To begin with, ABIO plans were very inferior compared to GO, in terms of target coverage but superior to the dose received by the urethra. The dose to urethra was very much less than what we had expected. When the maximum dose constraint was set at 120%, dose calculated by the system was nearly 100%, which gives us the room to increase the constraint for urethra so that target coverage also could be improved. When the dose constraint of urethra had increased to about 230% or so, the target coverage and the dose to 2% of urethra had been within the expected limits. Further the various dose levels 30%, 50%, 80%, 90% received by the volume of the urethra is much less compared to GO and GO_gr. Graphical optimization is a powerful tool to fine tune the distribution in both GO and ABIO. From the above conclusion it is learnt that ABIO may produce better plans with dose volume constraint, than just maximum dose constraint to the critical structures. The optimization by ABIO presently implemented in PLATO BPS is not clinically acceptable in terms of target coverage, however with due changes with modified constraints and with graphical optimization tool clinically acceptable plans could be produced. The method ABIO used here is not the inverse optimization algorithms described in the literature, which is based on multi objective optimization algorithm and simulated annealing. Comparison studies[5,7] had shown that these optimization algorithms provide better plans with respect to target coverage and dose to critical structures. Our study also shows that the dose to urethra could be reduced without compromising much on target coverage same as that of above studies which uses simulated annealing and multi objective optimization algorithms. But the graphical optimization tool takes long time and need an experienced planner to produce a plan that is clinically acceptable, otherwise the homogeneity and the conformity of the implant will suffer to a larger extent, much to the contrary, that the inverse planning by simulated annealing hardly takes few minutes and the plan is not subjected to the experience of the planner. Table 2 gives the summary of all the four optimization techniques, ABIO_gr is acceptable with reference to all the parameters, however the homogeneity may not be acceptable in some situations, but with experience it should be possible to obtain clinically acceptable homogenous plans.
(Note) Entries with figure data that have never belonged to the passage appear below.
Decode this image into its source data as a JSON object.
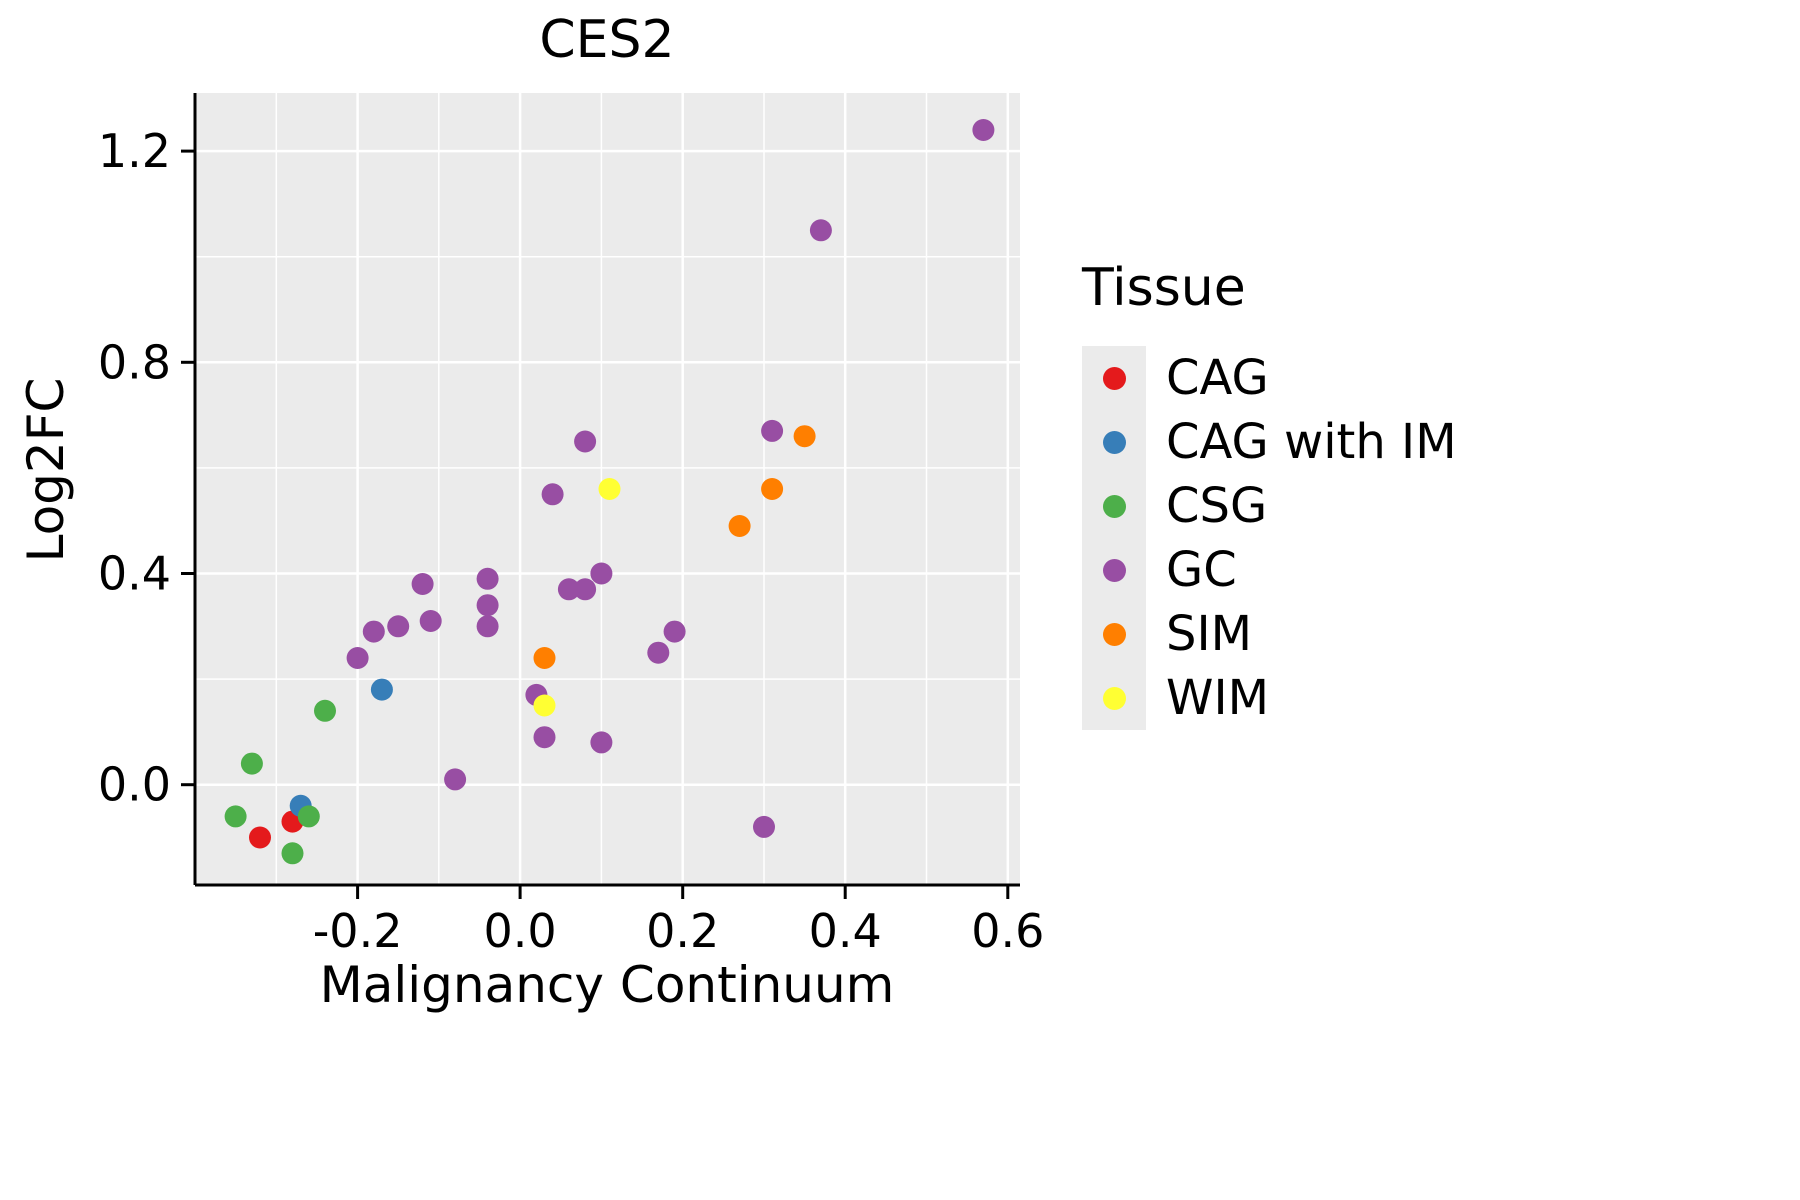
{
  "title": "CES2",
  "axes": {
    "x": {
      "label": "Malignancy Continuum",
      "ticks": [
        "-0.2",
        "0.0",
        "0.2",
        "0.4",
        "0.6"
      ],
      "tick_values": [
        -0.2,
        0.0,
        0.2,
        0.4,
        0.6
      ],
      "minor": [
        -0.3,
        -0.1,
        0.1,
        0.3,
        0.5
      ]
    },
    "y": {
      "label": "Log2FC",
      "ticks": [
        "0.0",
        "0.4",
        "0.8",
        "1.2"
      ],
      "tick_values": [
        0.0,
        0.4,
        0.8,
        1.2
      ],
      "minor": [
        0.2,
        0.6,
        1.0
      ]
    }
  },
  "legend": {
    "title": "Tissue",
    "items": [
      {
        "label": "CAG",
        "color": "#E41A1C"
      },
      {
        "label": "CAG with IM",
        "color": "#377EB8"
      },
      {
        "label": "CSG",
        "color": "#4DAF4A"
      },
      {
        "label": "GC",
        "color": "#984EA3"
      },
      {
        "label": "SIM",
        "color": "#FF7F00"
      },
      {
        "label": "WIM",
        "color": "#FFFF33"
      }
    ]
  },
  "colors": {
    "panel_bg": "#EBEBEB",
    "grid": "#FFFFFF",
    "axis": "#000000"
  },
  "chart_data": {
    "type": "scatter",
    "title": "CES2",
    "xlabel": "Malignancy Continuum",
    "ylabel": "Log2FC",
    "xlim": [
      -0.4,
      0.615
    ],
    "ylim": [
      -0.19,
      1.31
    ],
    "grid": true,
    "legend_position": "right",
    "series": [
      {
        "name": "CAG",
        "color": "#E41A1C",
        "points": [
          [
            -0.32,
            -0.1
          ],
          [
            -0.28,
            -0.07
          ]
        ]
      },
      {
        "name": "CAG with IM",
        "color": "#377EB8",
        "points": [
          [
            -0.17,
            0.18
          ],
          [
            -0.27,
            -0.04
          ]
        ]
      },
      {
        "name": "CSG",
        "color": "#4DAF4A",
        "points": [
          [
            -0.24,
            0.14
          ],
          [
            -0.33,
            0.04
          ],
          [
            -0.35,
            -0.06
          ],
          [
            -0.26,
            -0.06
          ],
          [
            -0.28,
            -0.13
          ]
        ]
      },
      {
        "name": "GC",
        "color": "#984EA3",
        "points": [
          [
            0.57,
            1.24
          ],
          [
            0.37,
            1.05
          ],
          [
            0.31,
            0.67
          ],
          [
            0.08,
            0.65
          ],
          [
            0.04,
            0.55
          ],
          [
            0.1,
            0.4
          ],
          [
            0.08,
            0.37
          ],
          [
            0.06,
            0.37
          ],
          [
            -0.04,
            0.39
          ],
          [
            -0.04,
            0.34
          ],
          [
            -0.04,
            0.3
          ],
          [
            -0.12,
            0.38
          ],
          [
            -0.11,
            0.31
          ],
          [
            -0.15,
            0.3
          ],
          [
            -0.18,
            0.29
          ],
          [
            -0.2,
            0.24
          ],
          [
            0.19,
            0.29
          ],
          [
            0.17,
            0.25
          ],
          [
            0.02,
            0.17
          ],
          [
            0.03,
            0.09
          ],
          [
            0.1,
            0.08
          ],
          [
            -0.08,
            0.01
          ],
          [
            0.3,
            -0.08
          ]
        ]
      },
      {
        "name": "SIM",
        "color": "#FF7F00",
        "points": [
          [
            0.35,
            0.66
          ],
          [
            0.31,
            0.56
          ],
          [
            0.27,
            0.49
          ],
          [
            0.03,
            0.24
          ]
        ]
      },
      {
        "name": "WIM",
        "color": "#FFFF33",
        "points": [
          [
            0.11,
            0.56
          ],
          [
            0.03,
            0.15
          ]
        ]
      }
    ]
  }
}
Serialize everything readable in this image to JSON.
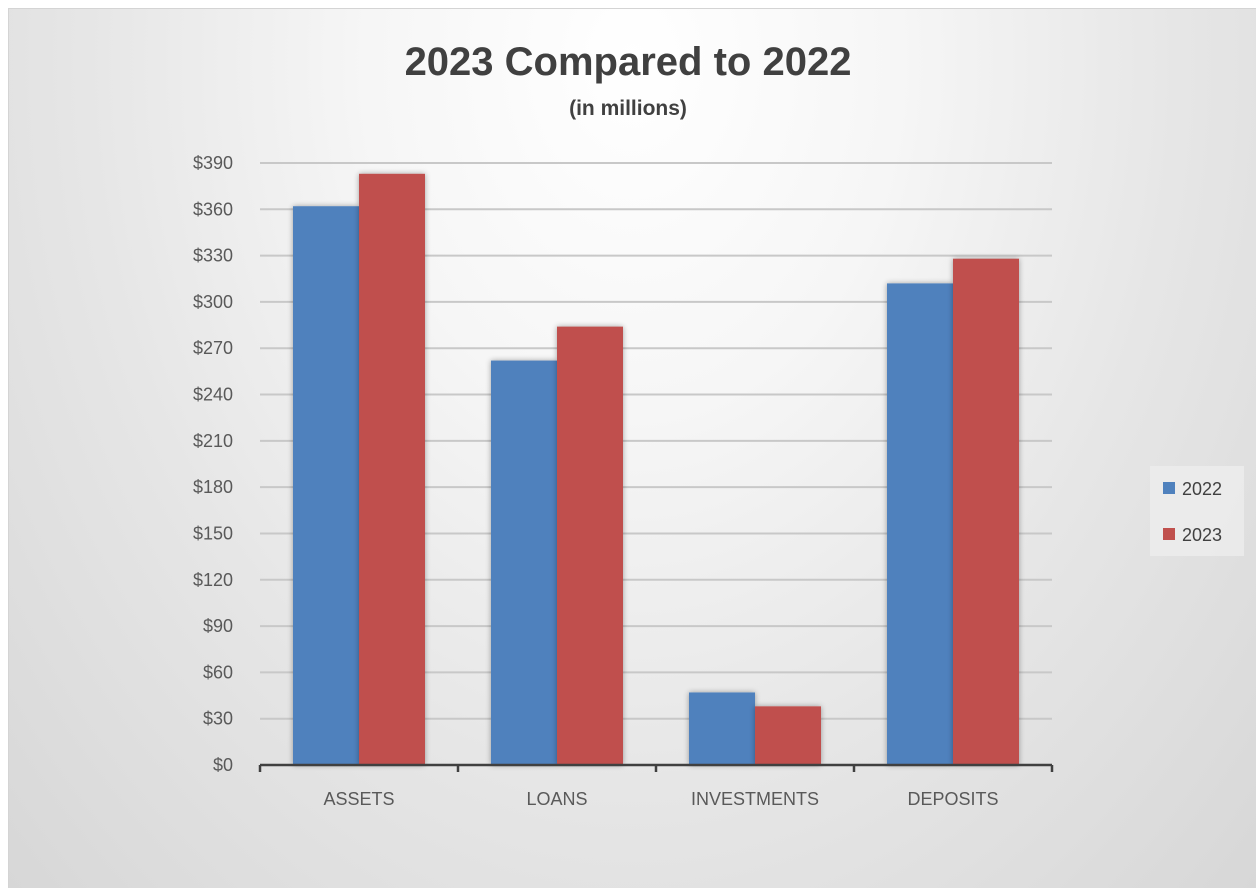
{
  "chart_data": {
    "type": "bar",
    "title": "2023 Compared to 2022",
    "subtitle": "(in millions)",
    "xlabel": "",
    "ylabel": "",
    "categories": [
      "ASSETS",
      "LOANS",
      "INVESTMENTS",
      "DEPOSITS"
    ],
    "series": [
      {
        "name": "2022",
        "color": "#4f81bd",
        "values": [
          362,
          262,
          47,
          312
        ]
      },
      {
        "name": "2023",
        "color": "#c0504d",
        "values": [
          383,
          284,
          38,
          328
        ]
      }
    ],
    "ylim": [
      0,
      390
    ],
    "y_ticks": [
      0,
      30,
      60,
      90,
      120,
      150,
      180,
      210,
      240,
      270,
      300,
      330,
      360,
      390
    ],
    "y_tick_labels": [
      "$0",
      "$30",
      "$60",
      "$90",
      "$120",
      "$150",
      "$180",
      "$210",
      "$240",
      "$270",
      "$300",
      "$330",
      "$360",
      "$390"
    ],
    "grid": true,
    "legend_position": "right"
  }
}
Target coverage in ABIO is not clinically acceptable. However ABIO_gr is much superior in sparing of critical structures and conformity compared to GO. Target coverage is marginally better in GO compared to ABIO_gr. Homogeneity is superior in GO compared to ABIO_gr. However ABIO_gr plans were clinically acceptable with respect to homogeneity. Further dose escalation to the target is possible with ABIO_gr, without exceeding the tolerance dose to urethra. Clinical correlation of genitourinary toxicity has to be studied.
Source of Support: Nil
Conflict of Interest: None declared.